Hallo Aurora!
Dein Sohn und sein Verhältnis zur Zeit scheint dir wirklich am Herzen zu liegen und dafür hab ich vollstes Verständnis!
Aus der Entfernung eine Stellungnahme abzugeben, ist eher unrealistisch, da ja nur eine/r der Betroffenen zu Wort kommt (und kommen kann).
Ein freundliches - im Interesse deines Sohnes geführtes - ruhiges Gespräch mit der Lehrerin ist wirklich ein guter Weg und sicher der zielführendste!
Natürlich soll/muss das Arbeitstempo etwas steigen im 2. Halbjahr. Schließlich sind es ja keine "Schulanfänger" mehr und stolz darauf, vieles zu können.
Das wirft etliche
Fragen auf, die eine Grundlage sein können für das Gespräch mit der Lehrerin.
- Ist dein Sohn bei nichtschulischen Aufgaben (also zu Hause bei einem "Auftrag", der auch lauten kann: "Kannst du mir bitte das Rezept vorlesen? Dann bin ich schneller fertig und hab dann Zeit für dich!") langsam?

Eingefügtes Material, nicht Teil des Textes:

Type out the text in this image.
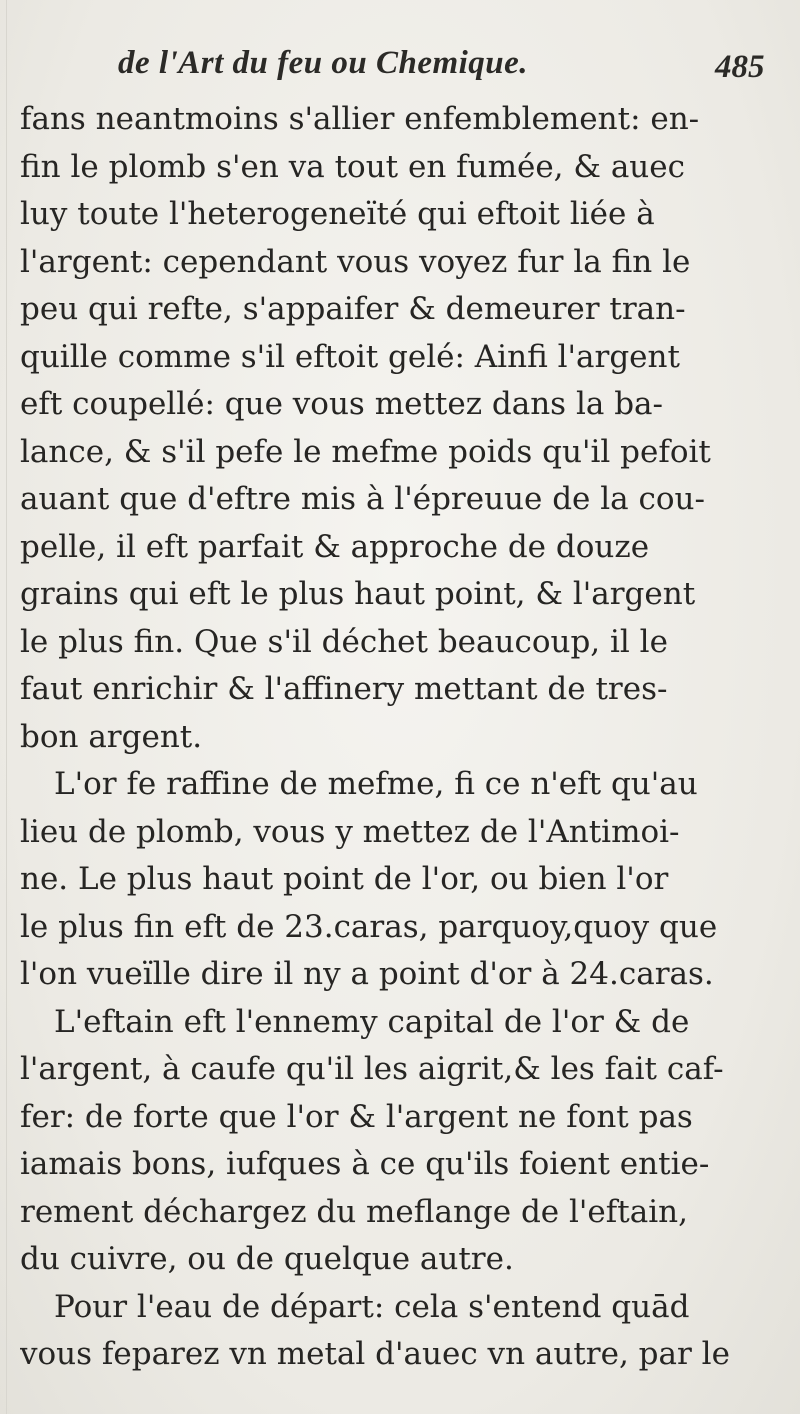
de l'Art du feu ou Chemique.	485
fans neantmoins s'allier enfemblement: en-
fin le plomb s'en va tout en fumée, & auec
luy toute l'heterogeneïté qui eftoit liée à
l'argent: cependant vous voyez fur la fin le
peu qui refte, s'appaifer & demeurer tran-
quille comme s'il eftoit gelé: Ainfi l'argent
eft coupellé: que vous mettez dans la ba-
lance, & s'il pefe le mefme poids qu'il pefoit
auant que d'eftre mis à l'épreuue de la cou-
pelle, il eft parfait & approche de douze
grains qui eft le plus haut point, & l'argent
le plus fin. Que s'il déchet beaucoup, il le
faut enrichir & l'affinery mettant de tres-
bon argent.
L'or fe raffine de mefme, fi ce n'eft qu'au
lieu de plomb, vous y mettez de l'Antimoi-
ne. Le plus haut point de l'or, ou bien l'or
le plus fin eft de 23.caras, parquoy,quoy que
l'on vueïlle dire il ny a point d'or à 24.caras.
L'eftain eft l'ennemy capital de l'or & de
l'argent, à caufe qu'il les aigrit,& les fait caf-
fer: de forte que l'or & l'argent ne font pas
iamais bons, iufques à ce qu'ils foient entie-
rement déchargez du meflange de l'eftain,
du cuivre, ou de quelque autre.
Pour l'eau de départ: cela s'entend quād
vous feparez vn metal d'auec vn autre, par le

- Versteht der den Wortlaut der Aufgaben (inhaltlich)? Bittet er dich, ihm alles noch einmal zu erklären oder weiß er nicht (mehr), wie die Aufgabenstellung gelautet hat?
- Hat er die Aufgaben in der Schule verstanden (also akustisch) oder hat er ein Problem beim Hören?

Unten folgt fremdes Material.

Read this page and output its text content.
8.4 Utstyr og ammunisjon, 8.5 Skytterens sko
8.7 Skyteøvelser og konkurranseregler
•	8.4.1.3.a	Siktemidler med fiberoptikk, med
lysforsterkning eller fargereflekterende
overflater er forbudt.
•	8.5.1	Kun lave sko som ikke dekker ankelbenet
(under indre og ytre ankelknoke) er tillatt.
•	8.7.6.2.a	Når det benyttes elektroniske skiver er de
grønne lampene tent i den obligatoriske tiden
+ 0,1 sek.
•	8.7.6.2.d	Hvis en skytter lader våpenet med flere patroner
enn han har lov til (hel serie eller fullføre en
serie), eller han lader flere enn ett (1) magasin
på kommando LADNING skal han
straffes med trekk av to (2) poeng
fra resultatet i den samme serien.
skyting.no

- War er immer langsam - also im Kindergarten, zu Schulbeginn,..?
- Möchte er durch "langsames" Arbeiten Zuwendung und für ihn notwendige Bestätigung bekommen?
- Sind die "Arbeitsportionen" für ihn wie ein riesiger Berg, den er gar nicht beginnen will zu erklimmen, oder sehr zögerlich, weil er fürchtet, den Gipfel spät oder gar nicht zu erreichen?
- Fühlt er sich generell überfordert in der Schule (abgesehen von den aus den nicht im Zeitrahmen erledigten und dann zur Hausübung mutierten Aufgaben) oder macht sie ihm Freude?
- Weißt du, was ihm besonders Freude macht in der Schule und was er nicht so gerne hat?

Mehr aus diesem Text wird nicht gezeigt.